Wider artifact coverage — expanded

Up to 60 Windows and 44 Linux artifacts, and AIFT now only offers the ones it can actually parse on a given image. New built-in recommended and all profiles, Advanced artifact groups, and parse-only defaults for the big or sensitive stuff — set it once, reuse it across GUI, CLI, API, and MCP. The recommended profile is now a lean, high-signal core (17 Windows + 35 Linux artifacts) tuned for fast, cheap triage — and whenever you use it, AIFT shows a coverage advisory reminding you to add whatever else your case needs.

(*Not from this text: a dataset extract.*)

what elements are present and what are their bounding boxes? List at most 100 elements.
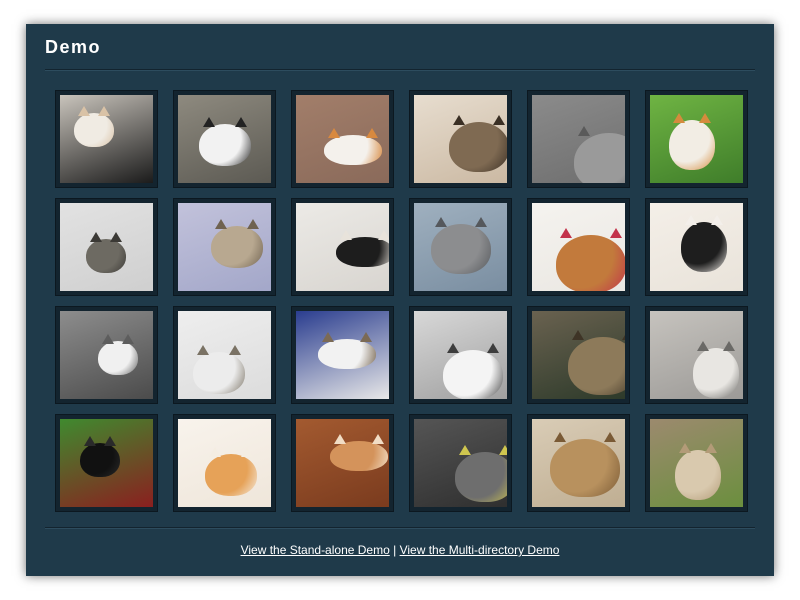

Safer, more flexible evidence intake — improved

  • Local-path mode for huge evidence and Scan Directory to find supported targets inside a folder, on top of the usual upload.
  • New support for split images (including lettered EWF segments past .E99), KAPE/Velociraptor/UAC folders, and ZIP/7z/TAR archives — all extracted with strict path, symlink, collision, and size guards.
  • Failed evidence replacements now roll back instead of taking your original down with them.

Analysis that keeps your data — improved

  • Every row goes to the AI by default. Anything trimmed — date filter, dedup, column projection, row cap — gets logged in the metadata, the report, and the audit trail. No silent sampling.
  • Oversized artifacts are now split token-aware on row boundaries and merged, so the AI still sees every row instead of a sample.
  • Live streaming progress now works on every provider (Claude, OpenAI, Kimi, local), and you can cancel mid-stream.
  • Reports now ship as HTML and a machine-readable JSON export.

Smaller fixes & polish

Cancellation, SSE ownership, image-scoped chat context, zero-record parses, case-local report paths after export-copy failures, custom config paths, and default AI model settings — all tightened up.


Everything that made AIFT trustworthy in 1.x still holds: evidence stays read-only, hashes are computed on intake and re-verified before the report, and every action lands in the audit trail. None of that changed — 2.0 just gives you more ways to get there.

Bottom line: 2.0 gets you oriented fast, then gets out of the way. Everything it finds is a lead to check, not a verdict.